La necesidad de seguridad se refiere a un imperativo que impone el comercio: que haya regiones de la ciudad lo bastante seguras para llevarlo a cabo de forma relajada. Segura no implica que no se permitan los crímenes, sino que se regule la entrada, como a los centros comerciales: no sólo que no haya delincuentes sino nadie susceptible de generar inseguridad: vagabundos, borrachos, prostitutas, parias de cualquier tipo. De la necesidad de seguridad a la vigilancia sólo hay un paso, fácil de dar; y pronto llegamos a las gates communities, de las que hemos hablado en el blog hasta la saciedad.

Los puntos tres y cuatro se solapan. De la necesidad de hacer la compra semanal para adquirir víveres y otros productos de primera necesidad se pasó a los supermercados, luego a los hipermercados y finalmente a los centros comerciales. De ahí, y viendo que las personas cada vez pasaban más rato en él, se instalaron cines, se aclimató el espacio, llegó la música… en fin, todo lo que comentamos en el maravilloso artículo de Margaret Crawford cuando lo analizamos.

De esos lugares se ha llegado a las playas de ocio de que habla Muñoz: lugares dedicados por completo al consumo, a menudo en forma de monocultivo, pero que se presentan como lugares seguros donde poder pasar el rato de ocio. Ejemplo evidente: Ikea. Uno no va a Ikea sólo porque necesite comprar algo: va a Ikea y ya comprará algo. O no, simplemente pasa la tarde, admira los nuevos modelos y se plantea cómo redecorar la casa, una habitación, o se limita a comprar unas velas o unos jarrones. Nunca estamos satisfechos, por lo que siempre necesitamos más. Algo similar ocurre con los grandes centros del bricolaje, la jardinería… Uno no va a adquirir productos sino a pasar el tiempo. «La diferencia entre ir a comprar e ir de compras es esencial y tiene que ver con toda una serie de contenidos y atributos de esa modernidad urbana» (p. 84).

Poland Ikea's Transformation

Estos espacios de ocio son capaces de generar una gran atracción: cualquier población que cuente con un Ikea verá aumentar considerablemente su número de visitantes.

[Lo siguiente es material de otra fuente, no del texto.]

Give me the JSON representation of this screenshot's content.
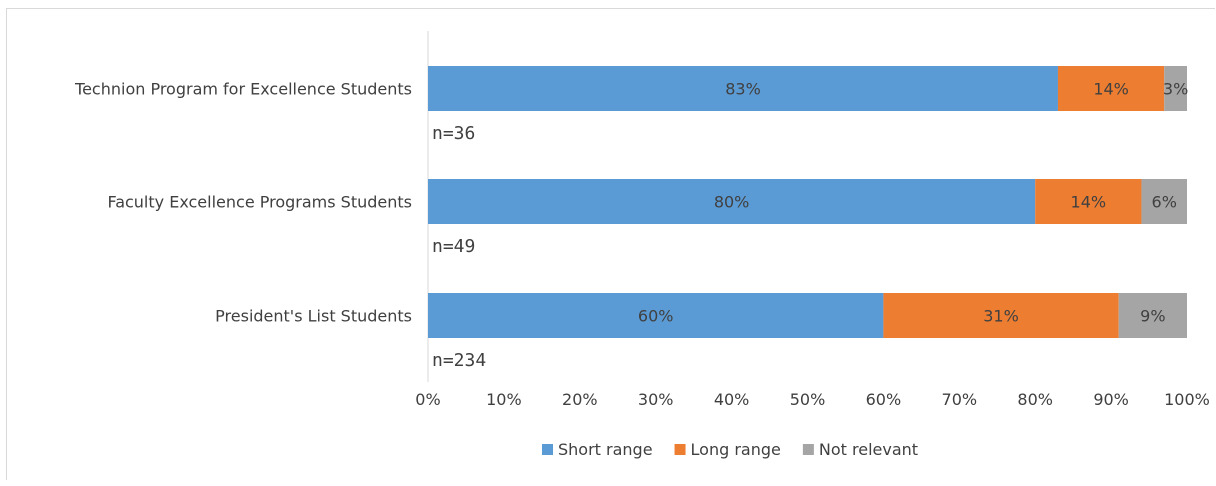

Pero no nos engañemos: no es la población la que aumenta, es la zona concreta donde se instala Ikea, que recibirá gran cantidad de visitantes y probablemente verá la generación de otras tiendas de muebles, cafeterías, párquings, etcétera, a su alrededor.

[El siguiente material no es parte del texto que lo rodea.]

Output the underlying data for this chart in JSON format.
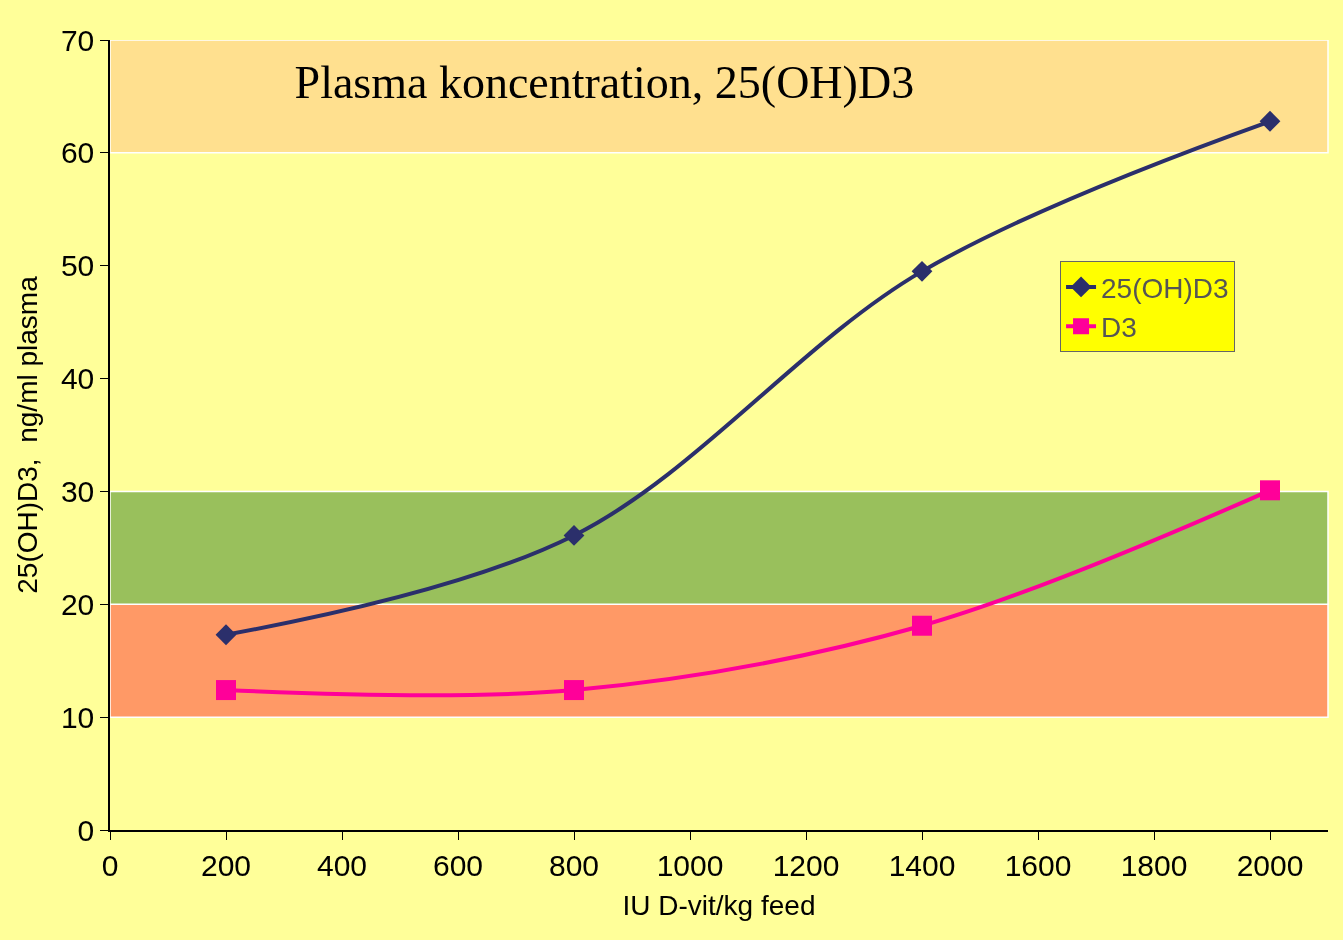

Acostumbrados a estos espacios, pues, es lógico que el siguiente paso sea solicitar que el espacio público se vuelva similar al espacio de ocio donde nos movemos habitualmente. Si el territorio Ikea, Starbucks, el Akí, los centros comerciales, los hípers, son seguros, asépticos, irreales, ¿por qué la ciudad no lo es? Por ello empiezan a generarse espacios dentro de la ciudad que sí lo son: el Portal de l’Àngel o el Paseo de Grácia en Barcelona, la Gran Vía de Madrid, otras mil calles que ustedes podrían nombrar, entregadas al comercio y pobladas sólo por consumidores que las buscan en las horas en que pueden llevar a cabo ese consumo. La ciudad, poco a poco, cede su terreno a este tipo de lugares; y lo hace mediante el diseño y la colocación estratégicas de mobiliario urbano. «Filtros en tanto que reglas, convenciones y regulaciones -junto con los elementos físicos cuya función es favorecer el cumplimiento de estas regulaciones- orientadas hacia el control y la organización de un espacio de naturaleza compleja.» (p. 87)

El gran problema antropológico de estos monocultivos es la falta de mezcla y diversidad: uno sólo encuentra a sus pares. De hecho, cada monocultivo tiene sutiles diferencias que atraen a personas determinadas, como cada supermercado está orientado a un tipo de cliente levemente distinto a los demás.

Existe otro problema de fondo: la gestión de estos espacios corresponde, casi siempre, a la iniciativa privada, aunque se trate de suelo público. Y los poderes públicos deben garantizar unos derechos (no entraremos aquí en si los garantizan o no; eso nos daría para un blog político inagotable) mientras que los promotores privados se rigen por un único fin: el beneficio.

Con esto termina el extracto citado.